EX-5.1 2 ex5-1.htm OPINION OF THOMPSON HINE LLP REGARDING LEGALITY OF THE SHARES OF COMMON STOCK BEING REGISTERED ex5-1.htm
 Exhibit 5.1
 
June 17, 2015
 

 
Majesco Entertainment Company
160 Raritan Center Parkway
Edison, New Jersey 08837

 
Re:
Registration Statement on Form S-3

Ladies and Gentlemen:

We have acted as counsel to Majesco Entertainment Company (the “Company”) in connection with the preparation and filing with the Securities and Exchange Commission of a Registration Statement on Form S-3 (the “Registration Statement”).   The Company is filing the Registration Statement in connection with the offering from time to time, pursuant to Rule 415 promulgated under the Securities Act of 1933, as amended, by certain selling stockholders of up to 18,907,585 shares of the Company’s common stock, par value $0.001 per share (“Common Stock”), including 882,354 shares of Common Stock (the “Shares”), 8,823,537 shares of Common Stock issuable upon the conversion of shares of the registrant’s 0% Series A Convertible Preferred Stock (the “Preferred A Shares”) and 5,420,171 shares of Common Stock issuable upon conversion of the registrant’s 0% Series B Convertible Preferred Stock (the “Preferred B Shares” and together with the Preferred A Shares, the “Preferred Shares”), which were issued to the selling stockholders pursuant to certain individual subscription agreements (the “Subscription Agreements”) by and among the Company and the selling stockholders, in connection with a private placement that closed on December 17, 2014 (the “Private Placement”), and certain individual exchange agreements (the “Exchange Agreements”) by and among the Company and the selling stockholders, relating to the exchange of warrants, issued under the Private Placement, for Preferred B Shares and Shares.  The offering of the Preferred Shares and the Shares will be as set forth in the prospectus contained in the Registration Statement, as supplemented by one or more supplements to the prospectus (the “Prospectus”).

In rendering these opinions, we have examined the Company’s Restated Certificate of Incorporation and Restated Bylaws, both as currently in effect, the Registration Statement and the exhibits thereto, the Propsectus and such other records, instruments and documents as we have deemed advisable in order to render these opinions.  In such examination, we have assumed the genuineness of all signatures, the legal capacity of all natural persons, the authenticity of all documents submitted to us as originals, the conformity to original documents of all documents submitted to us as certified, conformed or photostatic copies and the authenticity of the originals of such latter documents.  In providing these opinions, we have further relied as to certain matters on information obtained from public officials and officers of the Company.

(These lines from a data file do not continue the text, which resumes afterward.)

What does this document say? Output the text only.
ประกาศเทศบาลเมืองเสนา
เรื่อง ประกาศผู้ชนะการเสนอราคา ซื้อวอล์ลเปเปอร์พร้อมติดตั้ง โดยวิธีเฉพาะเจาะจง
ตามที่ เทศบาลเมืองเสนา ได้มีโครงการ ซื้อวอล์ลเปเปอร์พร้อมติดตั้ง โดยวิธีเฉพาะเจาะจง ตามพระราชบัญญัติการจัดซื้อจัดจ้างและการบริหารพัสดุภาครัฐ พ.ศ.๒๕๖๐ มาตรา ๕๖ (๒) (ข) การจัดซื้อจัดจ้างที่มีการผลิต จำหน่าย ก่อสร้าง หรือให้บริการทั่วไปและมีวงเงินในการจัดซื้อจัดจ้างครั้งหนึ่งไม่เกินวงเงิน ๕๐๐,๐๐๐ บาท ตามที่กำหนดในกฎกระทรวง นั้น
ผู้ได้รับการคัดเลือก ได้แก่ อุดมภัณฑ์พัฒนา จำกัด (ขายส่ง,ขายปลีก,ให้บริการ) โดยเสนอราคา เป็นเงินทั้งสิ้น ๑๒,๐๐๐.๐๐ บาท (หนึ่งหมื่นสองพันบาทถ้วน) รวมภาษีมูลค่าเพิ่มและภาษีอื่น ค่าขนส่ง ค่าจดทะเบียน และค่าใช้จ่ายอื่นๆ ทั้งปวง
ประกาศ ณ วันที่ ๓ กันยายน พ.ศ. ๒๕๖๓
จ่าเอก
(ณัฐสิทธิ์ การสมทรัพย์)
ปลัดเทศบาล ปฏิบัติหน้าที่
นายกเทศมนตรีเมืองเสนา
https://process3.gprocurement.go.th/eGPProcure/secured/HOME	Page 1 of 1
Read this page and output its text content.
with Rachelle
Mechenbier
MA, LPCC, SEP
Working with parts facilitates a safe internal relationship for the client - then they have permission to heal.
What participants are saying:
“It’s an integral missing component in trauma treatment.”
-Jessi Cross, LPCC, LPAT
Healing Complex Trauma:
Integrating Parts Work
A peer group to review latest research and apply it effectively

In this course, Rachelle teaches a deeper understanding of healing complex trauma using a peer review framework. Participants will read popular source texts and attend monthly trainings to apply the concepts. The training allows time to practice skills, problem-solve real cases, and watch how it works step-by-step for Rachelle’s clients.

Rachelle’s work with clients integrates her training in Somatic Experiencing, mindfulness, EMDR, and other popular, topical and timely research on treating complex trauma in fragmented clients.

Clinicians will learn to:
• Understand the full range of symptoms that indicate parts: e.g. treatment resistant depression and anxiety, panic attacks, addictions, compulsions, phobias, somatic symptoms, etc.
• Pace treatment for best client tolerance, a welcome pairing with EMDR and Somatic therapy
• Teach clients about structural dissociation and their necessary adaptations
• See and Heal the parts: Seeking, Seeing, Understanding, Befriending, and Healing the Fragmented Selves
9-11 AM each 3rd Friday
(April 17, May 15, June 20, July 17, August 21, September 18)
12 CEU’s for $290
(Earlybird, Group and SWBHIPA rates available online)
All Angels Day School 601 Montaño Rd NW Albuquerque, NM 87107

As a result of and subject to the foregoing, we are of the following opinion:

   
1.
The Shares have been duly and validly issued, fully paid, and are non-assessable;
   
2.
The Preferred Shares have been duly and validly issued, fully paid and are non-assessable; and

3.
The Common Stock issuable upon conversion of the Company’s 0% Series A Convertible Preferred Stock and 0% Series B Convertible Preferred Stock held by the selling stockholders, when issued upon such conversion in accordance with the Certificate of Designations, Preferences and Rights of 0% Series A Convertible Preferred Stock of Majesco Entertainment Company or the Certificate of Designations, Preferences and Rights of 0% Series B Convertible Preferred Stock of Majesco Entertainment Company, as applicable, in each case will be validly issued, fully paid and nonassessable.

The foregoing opinions are qualified to the extent that the enforceability of any document, instrument or the Shares or the Preferred Shares may be limited by or subject to bankruptcy, insolvency, fraudulent transfer or conveyance, reorganization, moratorium or other similar laws relating to or affecting creditors’ rights generally, and general equitable or public policy principles.

We have relied as to certain matters on information obtained from public officials, officers of the Company, and other sources believed by us to be responsible.

Our opinions expressed above are limited to the General Corporation Laws of the State of Delaware and laws of the State of New York, in each case as currently in effect, and we express no opinion as to the effect on the matters covered by this letter of the laws of any other jurisdiction.

Our opinion letter is expressly limited to the matters set forth above, and we render no opinion, whether by implication or otherwise, as to any other matters relating to the Company, the Shares, the Preferred Shares,the Registration Statement or the Prospectus. This opinion is based upon currently existing statutes, regulations, rules and judicial decisions, and we disclaim any obligation to advise you of any change in any of these sources of law or subsequent legal or factual developments which might affect any mattes or opinions set forth herein.

We hereby consent to the filing of this opinion as an exhibit to the Registration Statement and to the references to this firm under the caption “Legal Matters” in the Prospectus which is a part of the Registration Statement.